Food trends for 2020 meetings and events – a world tour on your plate
As events change in the age of the experience, so too do the culinary expectations of meeting attendees. Gone are the days of the sit-down conference banquet, replaced instead with quicker, more varied eating options to keep guests on their feet and engaged. Here’s our forecast for food trends to keep on top of with your 2020 events.
Think global, eat local
Attendees’ tastebuds are getting more and more globally-minded, with hungers growing for international cuisines. Many predict 2020 as the year for Levantine cuisine from Turkey, Lebanon and Israel at the forefront, while publications like The New Yorker are breathless for Georgian cuisine from the neighbouring Caucasus region. Travel-minded Gen-Z’ers also love sampling destination-specific flavours they won’t find anywhere else, while gourmands en masse are flipping for cross-cultural flavour clashes. Chefs blending Japanese with Jamaican or French with Finnish cuisines are leaving a lasting impression. But even with these globe-trotting tastes, the focus remains on locally sourced ingredients. And more than just sustenance, what’s for lunch is also becoming an important part in social media strategies. Give them something on their plates to post about!
New ways to go natural
The world’s tastes are shifting in bigger and bigger numbers towards plant-based diets, and events are following suit in offering meat and animal-product alternatives. Expect a focus on healthy snacks and hot ticket items like jackfruit and oat milk in 2020, along with an attendee desire for healthy snacks and meals with high protein content and energy-building ingredients.

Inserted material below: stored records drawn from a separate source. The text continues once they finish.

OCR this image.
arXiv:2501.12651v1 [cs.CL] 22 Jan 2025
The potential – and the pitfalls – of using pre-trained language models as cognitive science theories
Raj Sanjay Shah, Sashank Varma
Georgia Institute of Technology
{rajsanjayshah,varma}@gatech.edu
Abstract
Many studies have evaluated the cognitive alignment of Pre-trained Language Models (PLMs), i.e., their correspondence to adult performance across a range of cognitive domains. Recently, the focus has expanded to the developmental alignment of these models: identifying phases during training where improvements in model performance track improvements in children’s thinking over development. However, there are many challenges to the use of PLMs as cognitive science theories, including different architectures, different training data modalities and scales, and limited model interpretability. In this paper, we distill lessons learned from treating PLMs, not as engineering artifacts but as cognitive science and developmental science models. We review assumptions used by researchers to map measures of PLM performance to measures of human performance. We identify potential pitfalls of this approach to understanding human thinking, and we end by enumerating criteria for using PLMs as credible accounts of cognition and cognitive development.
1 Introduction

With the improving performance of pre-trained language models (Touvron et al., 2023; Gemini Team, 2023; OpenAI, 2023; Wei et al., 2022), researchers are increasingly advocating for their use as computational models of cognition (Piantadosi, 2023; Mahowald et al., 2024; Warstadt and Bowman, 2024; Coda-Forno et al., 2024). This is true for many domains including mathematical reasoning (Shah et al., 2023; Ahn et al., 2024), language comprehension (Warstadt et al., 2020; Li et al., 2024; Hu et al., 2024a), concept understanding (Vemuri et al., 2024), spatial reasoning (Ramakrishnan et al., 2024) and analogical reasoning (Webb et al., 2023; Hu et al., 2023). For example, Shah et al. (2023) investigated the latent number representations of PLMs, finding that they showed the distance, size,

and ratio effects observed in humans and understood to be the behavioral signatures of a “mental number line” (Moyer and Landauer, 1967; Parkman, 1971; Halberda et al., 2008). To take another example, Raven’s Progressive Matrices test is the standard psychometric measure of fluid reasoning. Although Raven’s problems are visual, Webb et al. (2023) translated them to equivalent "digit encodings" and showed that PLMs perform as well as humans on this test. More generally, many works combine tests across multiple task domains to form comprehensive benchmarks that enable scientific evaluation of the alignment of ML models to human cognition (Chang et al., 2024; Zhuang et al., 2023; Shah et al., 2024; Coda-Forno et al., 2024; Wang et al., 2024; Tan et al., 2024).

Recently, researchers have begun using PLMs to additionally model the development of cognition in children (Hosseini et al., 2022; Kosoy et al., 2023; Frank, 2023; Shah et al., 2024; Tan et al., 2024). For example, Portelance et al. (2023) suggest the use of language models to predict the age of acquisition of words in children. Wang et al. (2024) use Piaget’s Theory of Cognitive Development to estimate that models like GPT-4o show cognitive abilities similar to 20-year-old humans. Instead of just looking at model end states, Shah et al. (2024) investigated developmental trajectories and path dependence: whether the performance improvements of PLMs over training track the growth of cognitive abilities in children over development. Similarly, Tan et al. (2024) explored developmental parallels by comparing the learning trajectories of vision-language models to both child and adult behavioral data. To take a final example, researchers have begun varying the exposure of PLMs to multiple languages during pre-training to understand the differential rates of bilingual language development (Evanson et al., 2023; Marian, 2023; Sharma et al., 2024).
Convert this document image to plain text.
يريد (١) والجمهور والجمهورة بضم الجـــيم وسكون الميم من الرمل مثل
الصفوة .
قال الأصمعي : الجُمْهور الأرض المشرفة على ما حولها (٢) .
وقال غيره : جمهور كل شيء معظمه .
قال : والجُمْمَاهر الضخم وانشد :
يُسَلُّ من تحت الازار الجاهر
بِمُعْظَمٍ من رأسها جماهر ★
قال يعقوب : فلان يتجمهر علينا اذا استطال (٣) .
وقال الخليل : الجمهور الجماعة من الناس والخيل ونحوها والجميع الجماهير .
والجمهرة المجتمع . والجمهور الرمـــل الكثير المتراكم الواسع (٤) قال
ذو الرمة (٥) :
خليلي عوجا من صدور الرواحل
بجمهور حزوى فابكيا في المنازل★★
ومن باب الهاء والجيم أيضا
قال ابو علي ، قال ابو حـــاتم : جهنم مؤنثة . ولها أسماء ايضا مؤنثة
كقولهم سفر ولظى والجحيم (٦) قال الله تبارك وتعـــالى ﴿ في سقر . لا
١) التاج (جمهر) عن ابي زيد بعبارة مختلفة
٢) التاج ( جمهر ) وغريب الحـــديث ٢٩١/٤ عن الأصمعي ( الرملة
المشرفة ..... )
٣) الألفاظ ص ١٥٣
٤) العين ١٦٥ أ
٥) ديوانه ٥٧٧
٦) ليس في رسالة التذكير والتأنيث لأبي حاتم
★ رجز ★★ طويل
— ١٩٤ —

With six out of 10 Americans having dietary restrictions, gluten-free, dairy-free, vegan and keto diets are becoming an important need on every event’s menus. Products derived from hemp are also making an increasing appearance on menus and ingredient lists, from munchies to cocktails.
Wastefulness is a thing of the past
2020 attendees demand a reduction in event waste, and an important area of focus is food. The keyword is sustainability, with a focus on smaller items and a desire to sample locally produced items – that in the process also shines a spotlight on area producers and flavours. There’s also a strong attention on the use of “ugly produce” or multiple uses for fruit previously thrown away after juicing. Montréal’s Le Mal Nécessaire, Pelicano, Peruvian-Japanese restaurant Tiradito and Pamplemousse have introduced waste-free processes that sees each piece of fruit zested, juiced, dehydrated for garnish, boiled down as cordial, or tossed in a blender as a salt infusion. Our trendsetting conference centre the Palais des congrés de Montréal has even converted their rooftop space into a vertical farm, vineyard and beekeeping area, with annual yields playing a unique part in event catering.
Grab and go, mix and mingle
As more and more meetings become experiential events, attendees’ hungers are shifting towards grab and go bites than scheduled mealtimes to keep them networking and interacting. And by allowing guests to pick and choose what they consume, attendee satisfaction increases. While some want a full-service breakfast, for others a cup of coffee and small muffin is enough – and can also help combat food waste.